2. Examine/analyse the work

After having read a short explanation written by a curator, it’s now your turn to try and come up with your own interpretation of the work in front of you. As much as art gives you the freedom to come to a personal conclusion, there IS indeed a wrong answer, so do not try to think up some overly complex crap; it ain’t cute. Work with what has been given to you in the panel and use it almost as a stepping stone or a base for your interpretation. One thing that irritates me is when people look at a work of art for 3 seconds and complain about how they don’t understand it, or say things like “I just don’t get how this is art.” First of all honey, how do you expect to understand something you barely looked at?? Make sure to spend AT LEAST 5-10 minutes in front of a work and take in all aspects: colour, shapes, composition and figures (if there are any.) By examining as much of the work as possible, it is not only easier for you to come up with an interpretation but you also start to admire it more. Remember, someone put in countless hours to create something and the least you can do is give them a fraction of that time and effort and appreciate their work!

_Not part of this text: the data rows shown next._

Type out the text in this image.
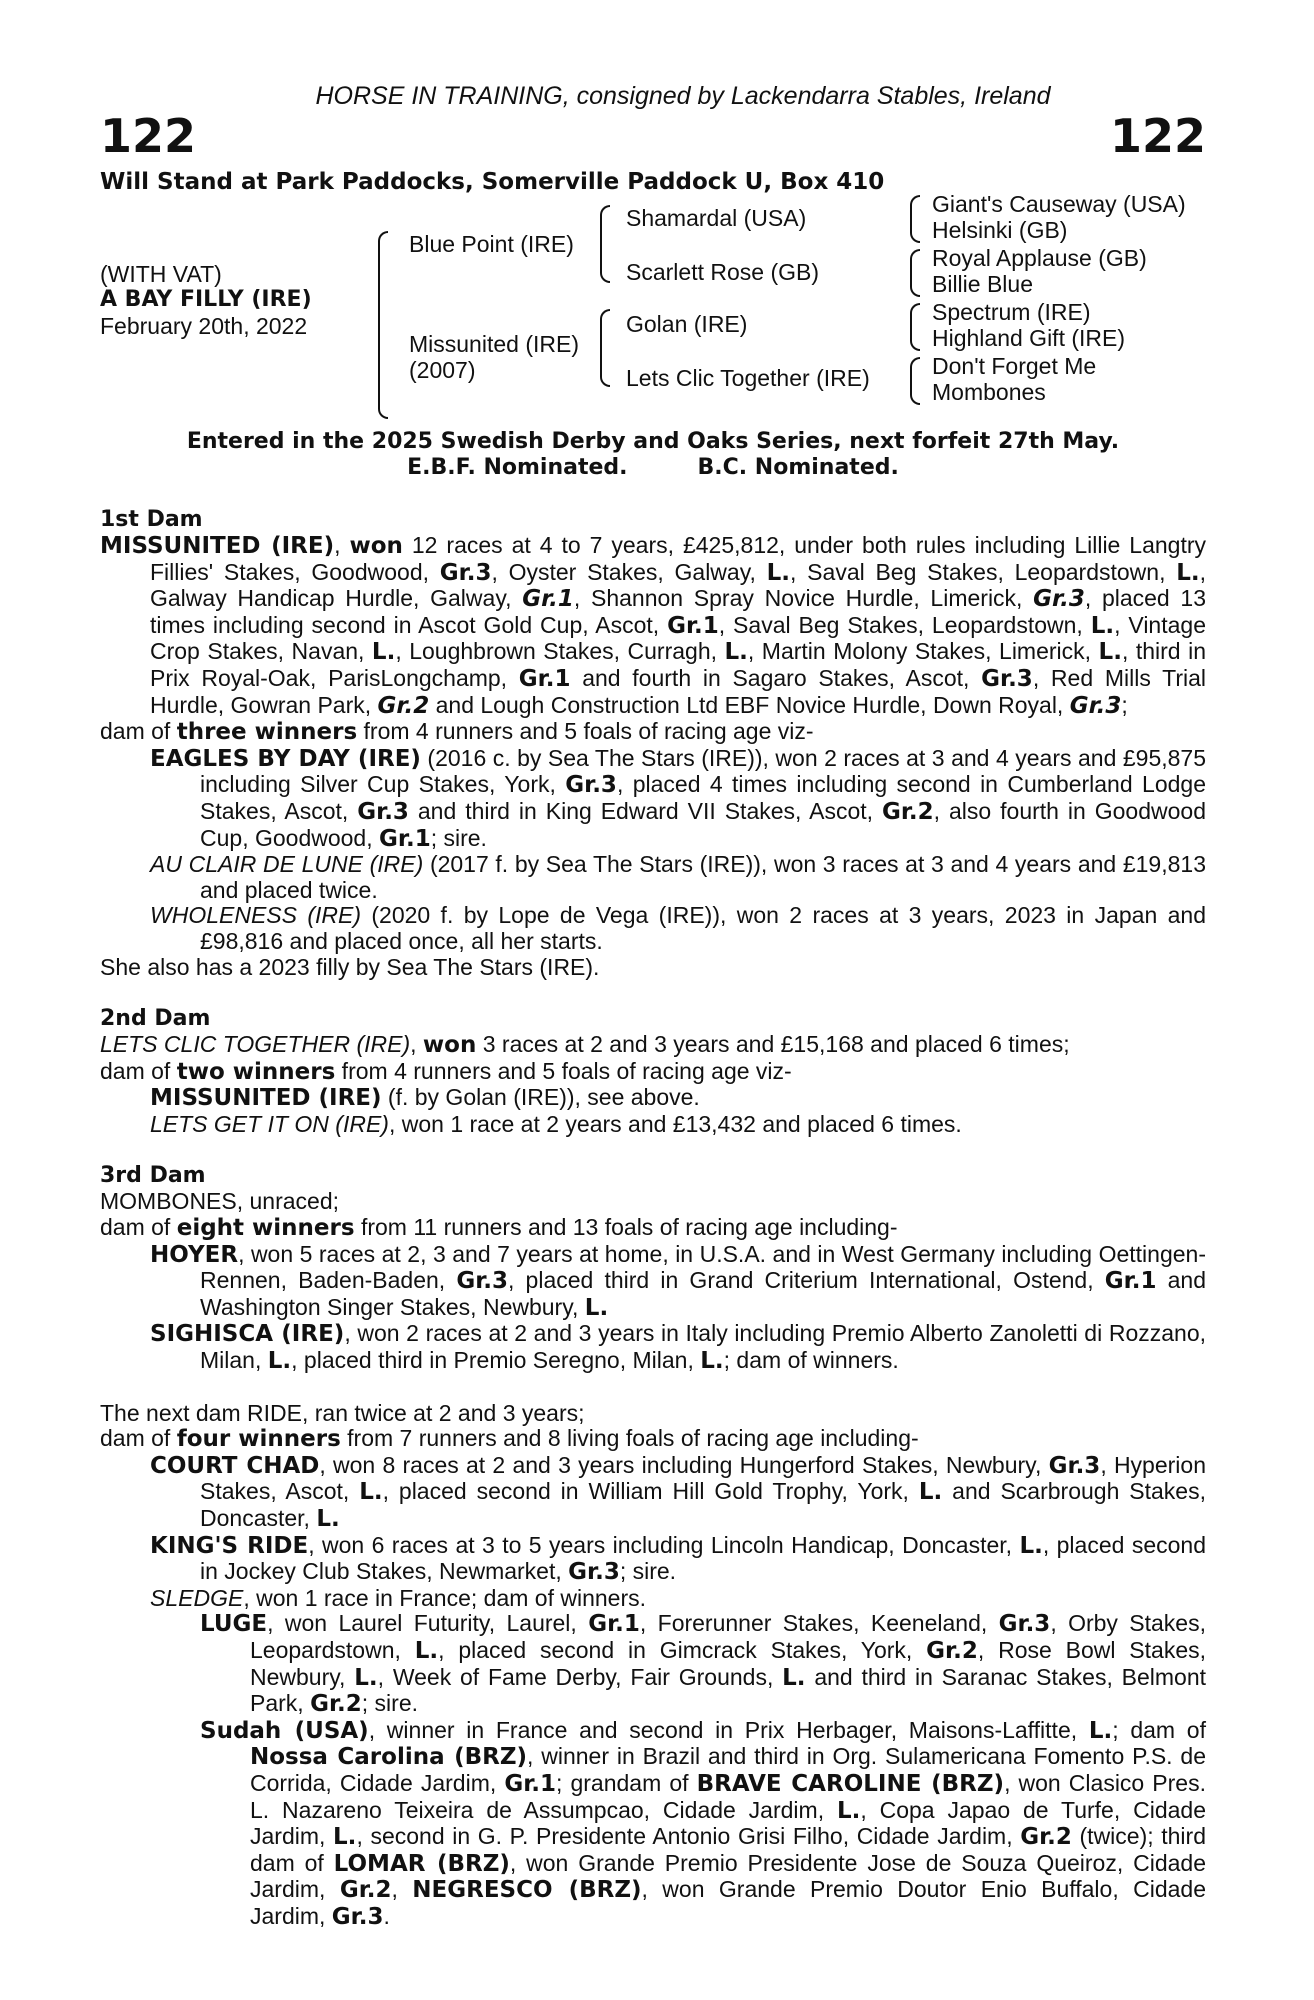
HORSE IN TRAINING, consigned by Lackendarra Stables, Ireland
122	122
Will Stand at Park Paddocks, Somerville Paddock U, Box 410
(WITH VAT)
A BAY FILLY (IRE)
February 20th, 2022
Blue Point (IRE)
Missunited (IRE)
(2007)
Shamardal (USA)
Scarlett Rose (GB)
Golan (IRE)
Lets Clic Together (IRE)
Giant's Causeway (USA)
Helsinki (GB)
Royal Applause (GB)
Billie Blue
Spectrum (IRE)
Highland Gift (IRE)
Don't Forget Me
Mombones
Entered in the 2025 Swedish Derby and Oaks Series, next forfeit 27th May.
E.B.F. Nominated.	B.C. Nominated.
1st Dam
MISSUNITED (IRE), won 12 races at 4 to 7 years, £425,812, under both rules including Lillie Langtry Fillies' Stakes, Goodwood, Gr.3, Oyster Stakes, Galway, L., Saval Beg Stakes, Leopardstown, L., Galway Handicap Hurdle, Galway, Gr.1, Shannon Spray Novice Hurdle, Limerick, Gr.3, placed 13 times including second in Ascot Gold Cup, Ascot, Gr.1, Saval Beg Stakes, Leopardstown, L., Vintage Crop Stakes, Navan, L., Loughbrown Stakes, Curragh, L., Martin Molony Stakes, Limerick, L., third in Prix Royal-Oak, ParisLongchamp, Gr.1 and fourth in Sagaro Stakes, Ascot, Gr.3, Red Mills Trial Hurdle, Gowran Park, Gr.2 and Lough Construction Ltd EBF Novice Hurdle, Down Royal, Gr.3;
dam of three winners from 4 runners and 5 foals of racing age viz-
EAGLES BY DAY (IRE) (2016 c. by Sea The Stars (IRE)), won 2 races at 3 and 4 years and £95,875 including Silver Cup Stakes, York, Gr.3, placed 4 times including second in Cumberland Lodge Stakes, Ascot, Gr.3 and third in King Edward VII Stakes, Ascot, Gr.2, also fourth in Goodwood Cup, Goodwood, Gr.1; sire.
AU CLAIR DE LUNE (IRE) (2017 f. by Sea The Stars (IRE)), won 3 races at 3 and 4 years and £19,813 and placed twice.
WHOLENESS (IRE) (2020 f. by Lope de Vega (IRE)), won 2 races at 3 years, 2023 in Japan and £98,816 and placed once, all her starts.
She also has a 2023 filly by Sea The Stars (IRE).
2nd Dam
LETS CLIC TOGETHER (IRE), won 3 races at 2 and 3 years and £15,168 and placed 6 times;
dam of two winners from 4 runners and 5 foals of racing age viz-
MISSUNITED (IRE) (f. by Golan (IRE)), see above.
LETS GET IT ON (IRE), won 1 race at 2 years and £13,432 and placed 6 times.
3rd Dam
MOMBONES, unraced;
dam of eight winners from 11 runners and 13 foals of racing age including-
HOYER, won 5 races at 2, 3 and 7 years at home, in U.S.A. and in West Germany including Oettingen-Rennen, Baden-Baden, Gr.3, placed third in Grand Criterium International, Ostend, Gr.1 and Washington Singer Stakes, Newbury, L.
SIGHISCA (IRE), won 2 races at 2 and 3 years in Italy including Premio Alberto Zanoletti di Rozzano, Milan, L., placed third in Premio Seregno, Milan, L.; dam of winners.
The next dam RIDE, ran twice at 2 and 3 years;
dam of four winners from 7 runners and 8 living foals of racing age including-
COURT CHAD, won 8 races at 2 and 3 years including Hungerford Stakes, Newbury, Gr.3, Hyperion Stakes, Ascot, L., placed second in William Hill Gold Trophy, York, L. and Scarbrough Stakes, Doncaster, L.
KING'S RIDE, won 6 races at 3 to 5 years including Lincoln Handicap, Doncaster, L., placed second in Jockey Club Stakes, Newmarket, Gr.3; sire.
SLEDGE, won 1 race in France; dam of winners.
LUGE, won Laurel Futurity, Laurel, Gr.1, Forerunner Stakes, Keeneland, Gr.3, Orby Stakes, Leopardstown, L., placed second in Gimcrack Stakes, York, Gr.2, Rose Bowl Stakes, Newbury, L., Week of Fame Derby, Fair Grounds, L. and third in Saranac Stakes, Belmont Park, Gr.2; sire.
Sudah (USA), winner in France and second in Prix Herbager, Maisons-Laffitte, L.; dam of Nossa Carolina (BRZ), winner in Brazil and third in Org. Sulamericana Fomento P.S. de Corrida, Cidade Jardim, Gr.1; grandam of BRAVE CAROLINE (BRZ), won Clasico Pres. L. Nazareno Teixeira de Assumpcao, Cidade Jardim, L., Copa Japao de Turfe, Cidade Jardim, L., second in G. P. Presidente Antonio Grisi Filho, Cidade Jardim, Gr.2 (twice); third dam of LOMAR (BRZ), won Grande Premio Presidente Jose de Souza Queiroz, Cidade Jardim, Gr.2, NEGRESCO (BRZ), won Grande Premio Doutor Enio Buffalo, Cidade Jardim, Gr.3.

Roy Lichtenstein, Drowning Girl, 1963

3.Find what works for you and learn more about it

When trying to develop an interest in art, it’s important to remember that you won’t like everything. It’s almost like trial and error because you have to explore different movements and find which ones work for you. For example, I am a big fan of the High Renaissance and Impressionism and they are probably my two favourite art movements. On the other hand, I HATE the Pre-Raphaelites and I’m not a huge fan of the Baroque movement (Obviously, I have my reasons for this and will probably go into greater detail in later posts). After finding a movement that you think you might like, look closely at individual artists because the movement as a whole may be appealing, but your feeling towards the artists themselves may differ. Again, I really enjoy Roy Lichtenstein’s pop art but I despise (and I mean really DESPISE) Andy Warhol and his work. Also, do not be scared to go against the norm, as just because something is generally well received does not mean it is for you. As I said, I am not a fan of Andy Warhol and other mainstream artists like Damien Hirst  – sometimes, even Pablo Picasso.

Raphael, The Transfiguration, 1516-20

Gaining knowledge on the art world is not something that’ll happen overnight. It goes without saying that there are crazy amounts of artwork that are out there and it is impossible to learn about all of them, but you can try your best! It takes time and dedication and if it’s really something you’re interested in, it won’t even feel like work!